Honorable mention goes to the Specialized Future Shock, a suspension steerer. This cropped up first in 2018 Roubaix models and has since appeared on the Diverge gravel bike, Sirrus hybrid, and Turbo Vado SL and Turbo Creo e-bikes, all models that have a pretty high odds of getting used for commuting. I can't tell if it will last in the market but it seems pretty successful right now. Their launch marketing had a lot of head scratching assertions why they did it this way, while it seems pretty obvious - they wanted it to be
small. But the thing surely works. Funny enough, the first generation didn't have damping and came with a few sentences of ad copy how it didn't need it... and the second generation got damping. It's only on Specialized, only a few years old, and I don't know where it will go from here. It could proliferate or die. But for today, it's an option. It only has 20mm of travel in its current form, but that's about doubling what you get from the tires on those bikes. Tuning is very limited.

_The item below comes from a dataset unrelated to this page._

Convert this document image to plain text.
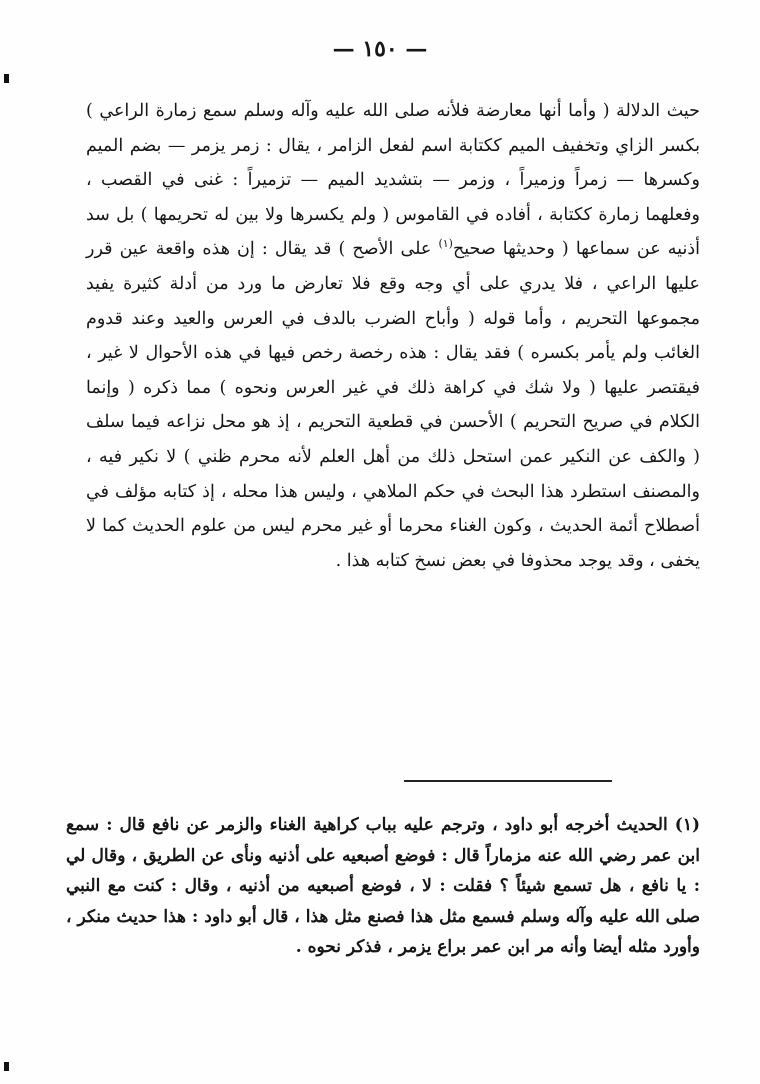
— ١٥٠ —

حيث الدلالة ( وأما أنها معارضة فلأنه صلى الله عليه وآله وسلم سمع زمارة الراعي ) بكسر الزاي وتخفيف الميم ككتابة اسم لفعل الزامر ، يقال : زمر يزمر — بضم الميم وكسرها — زمراً وزميراً ، وزمر — بتشديد الميم — تزميراً : غنى في القصب ، وفعلهما زمارة ككتابة ، أفاده في القاموس ( ولم يكسرها ولا بين له تحريمها ) بل سد أذنيه عن سماعها ( وحديثها صحيح$^{(١)}$ على الأصح ) قد يقال : إن هذه واقعة عين قرر عليها الراعي ، فلا يدري على أي وجه وقع فلا تعارض ما ورد من أدلة كثيرة يفيد مجموعها التحريم ، وأما قوله ( وأباح الضرب بالدف في العرس والعيد وعند قدوم الغائب ولم يأمر بكسره ) فقد يقال : هذه رخصة رخص فيها في هذه الأحوال لا غير ، فيقتصر عليها ( ولا شك في كراهة ذلك في غير العرس ونحوه ) مما ذكره ( وإنما الكلام في صريح التحريم ) الأحسن في قطعية التحريم ، إذ هو محل نزاعه فيما سلف ( والكف عن النكير عمن استحل ذلك من أهل العلم لأنه محرم ظني ) لا نكير فيه ، والمصنف استطرد هذا البحث في حكم الملاهي ، وليس هذا محله ، إذ كتابه مؤلف في أصطلاح أئمة الحديث ، وكون الغناء محرما أو غير محرم ليس من علوم الحديث كما لا يخفى ، وقد يوجد محذوفا في بعض نسخ كتابه هذا .

(١) الحديث أخرجه أبو داود ، وترجم عليه بباب كراهية الغناء والزمر عن نافع قال : سمع ابن عمر رضي الله عنه مزماراً قال : فوضع أصبعيه على أذنيه ونأى عن الطريق ، وقال لي : يا نافع ، هل تسمع شيئاً ؟ فقلت : لا ، فوضع أصبعيه من أذنيه ، وقال : كنت مع النبي صلى الله عليه وآله وسلم فسمع مثل هذا فصنع مثل هذا ، قال أبو داود : هذا حديث منكر ، وأورد مثله أيضا وأنه مر ابن عمر براع يزمر ، فذكر نحوه .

Past suspension products have always gotten longer but the stack limits the size. It's sort of reminiscent of the Cannondale HeadShok, though that was on the fork side and not the stem side. Like that, it's in the steerer and it's proprietary.
There is also a suspension stem available right now, Redshift Shock Stop, using... elastomers! Remember those from the first post? It has a single hinge instead of a parallel linkage like the old Girvin Flex Stem, so the bar rotates away from you when it moves.